Noke can’t find his mark during the ax throw, which Cote wins after burying the blade into the target on his third and final try, prompting Team Canada to erupt like the Habs just won the Stanley Cup. In the crossbow competition, both coaches graze a hanging apple with their second shot, but Noke pulls a Robin Hood with his final attempt, piercing the center of the fleshy fruit.

With the score tied 1-1, the coaches will now take hold of the long, spiny-toothed hand-saw. Noke cuts through the designated log in 49.33 seconds, but “The Predator” does him one better, making his last stroke at 41.87 and winning the $20,000 that some pretty girl has been holding this entire time. After she hands Cote the dough, the fighters feast on spit-roasted moose, bear, bison and deer.

Back in the gym, Team Australia assistant coach Izzy Martinez brings in guest coach David Silva, a two-fight pro and NCAA Division III All-American wrestler. Silva takes the men through a grueling workout that focuses on their wrestling and conditioning. Walsh has no intention of going to the ground with Aubin-Mercier, and he trains to circle away from the Canadian’s power hand.
On the other side, Aubin-Mercier pushes aside comparisons to Georges St. Pierre and asserts that if he could match half of St. Pierre’s accomplishments that he would feel proud of his career.

Meanwhile, some of the Canadians have taken the liberty of defacing the identification pictures in the Team Australia locker room. The Aussies discover the juvenile vandalism after practice, and they take it more seriously than anyone ever should. Brendan O’Reilly responds by decapitating and eviscerating Team Canada’s stuffed moose.

Back in the real world, Walsh works on escaping back control in case he ends up in a worst-case scenario with Aubin-Mercier, whose ground game is top-notch. Mentor and training partner Nordine Taleb lauds the young buck’s skills and does his best to emulate Walsh in Aubin-Mercier’s final sparring session.

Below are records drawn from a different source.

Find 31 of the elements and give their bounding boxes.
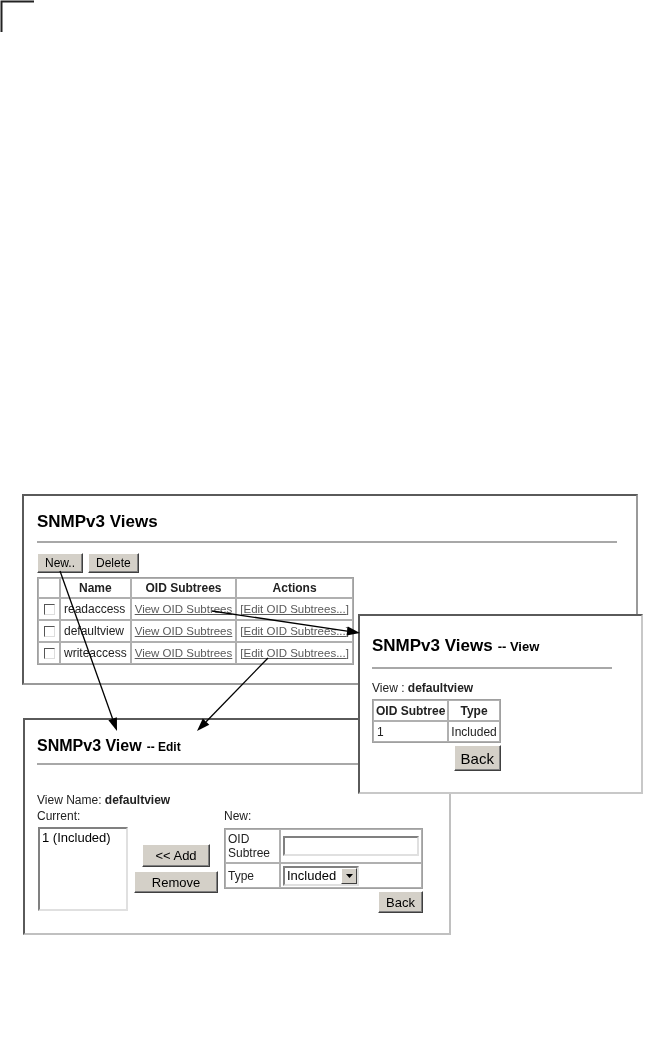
column-header: OID Subtrees xyxy=(130,578,237,598)
current-listbox[interactable]: 1 (Included) xyxy=(38,827,128,911)
add-button[interactable]: << Add xyxy=(142,844,210,867)
remove-button[interactable]: Remove xyxy=(134,871,218,893)
panel-title: SNMPv3 View xyxy=(37,737,142,755)
checkbox[interactable] xyxy=(43,626,55,638)
type-select[interactable]: Included xyxy=(283,865,359,886)
checkbox[interactable] xyxy=(43,604,55,616)
view-name-label: View Name: defaultview xyxy=(37,793,171,807)
new-label: New: xyxy=(224,809,252,823)
view-name-label: View : defaultview xyxy=(372,681,474,695)
field-label: OID Subtree xyxy=(225,829,280,863)
new-button[interactable]: New.. xyxy=(37,553,83,573)
checkbox[interactable] xyxy=(43,648,55,660)
table-cell: 1 xyxy=(373,721,449,742)
panel-title: SNMPv3 Views xyxy=(37,512,158,532)
column-header: Actions xyxy=(236,578,353,598)
back-button[interactable]: Back xyxy=(453,745,501,771)
back-button[interactable]: Back xyxy=(378,891,423,913)
column-header: Name xyxy=(60,578,131,598)
field-label: Type xyxy=(225,863,280,888)
delete-button[interactable]: Delete xyxy=(88,553,139,573)
panel-subtitle: -- Edit xyxy=(146,739,181,756)
oid-subtree-input[interactable] xyxy=(283,836,419,856)
column-header: OID Subtree xyxy=(373,700,449,721)
table-cell: Included xyxy=(448,721,500,742)
panel-title: SNMPv3 Views xyxy=(372,636,493,656)
panel-subtitle: -- View xyxy=(497,638,540,656)
current-label: Current: xyxy=(37,809,81,823)
column-header: Type xyxy=(448,700,500,721)
crop-mark-icon xyxy=(0,0,34,32)
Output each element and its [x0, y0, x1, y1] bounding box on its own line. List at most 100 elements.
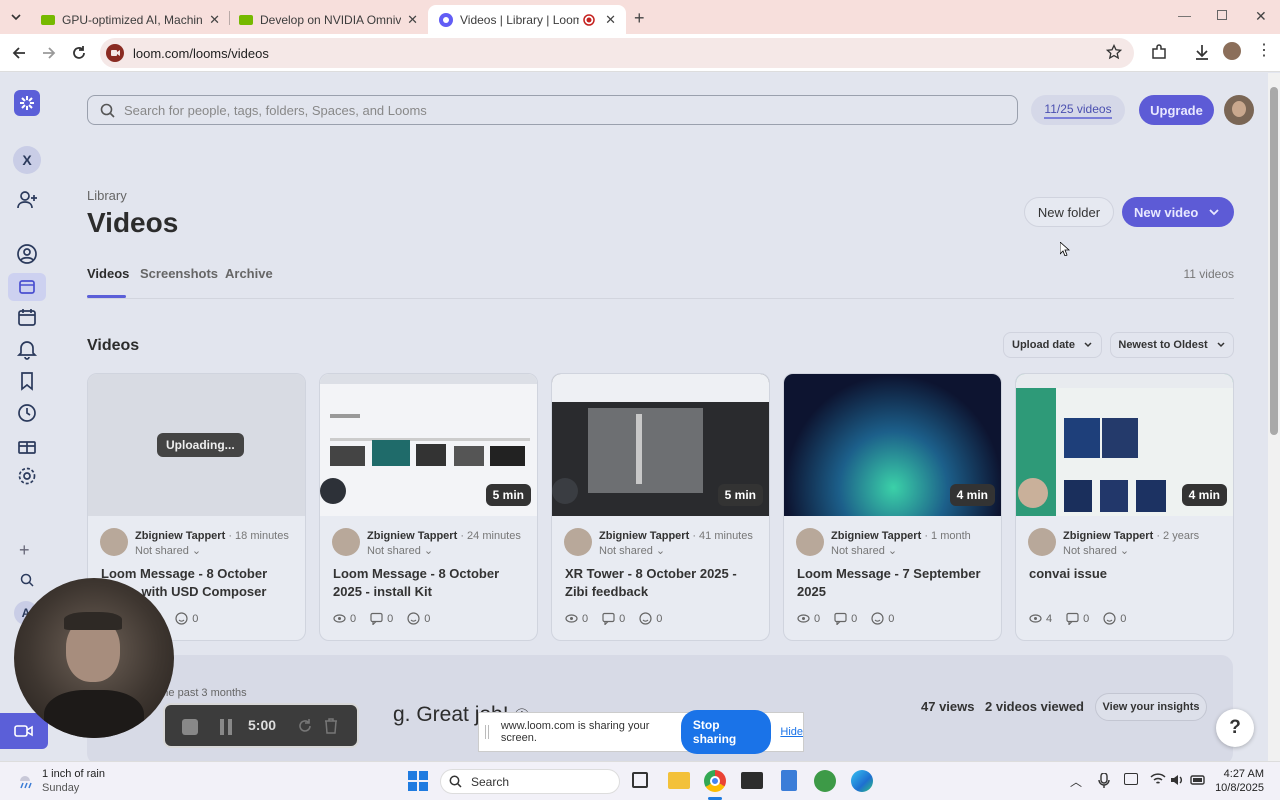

Aubin-Mercier checks in at 169 pounds, while Walsh tips the scales at 171. The welterweights make their final preparations and then step into the Octagon, trading low kicks before Walsh sticks his younger foe with a stiff right straight. Walsh controls the distance well and finds a home for the right twice more, but he eats a pair of hard body kicks in return. Aubin-Mercier connects with a right uppercut and left hook before hitting a takedown against the cage. Though Walsh pops back to his feet, Aubin-Mercier grabs a rear waist lock and then secures over-under control as he drags the Aussie to the mat. From there, the result is academic, as the southpaw sinks his hooks and secures a fight-ending rear-naked choke.

With his victory, Aubin-Mercier now joins countryman Laprise in the welterweight final. Meanwhile, Walsh is understandably broken up about his defeat. He heads to the shower and comes back clean-shaven, his massive beard left behind in the washroom.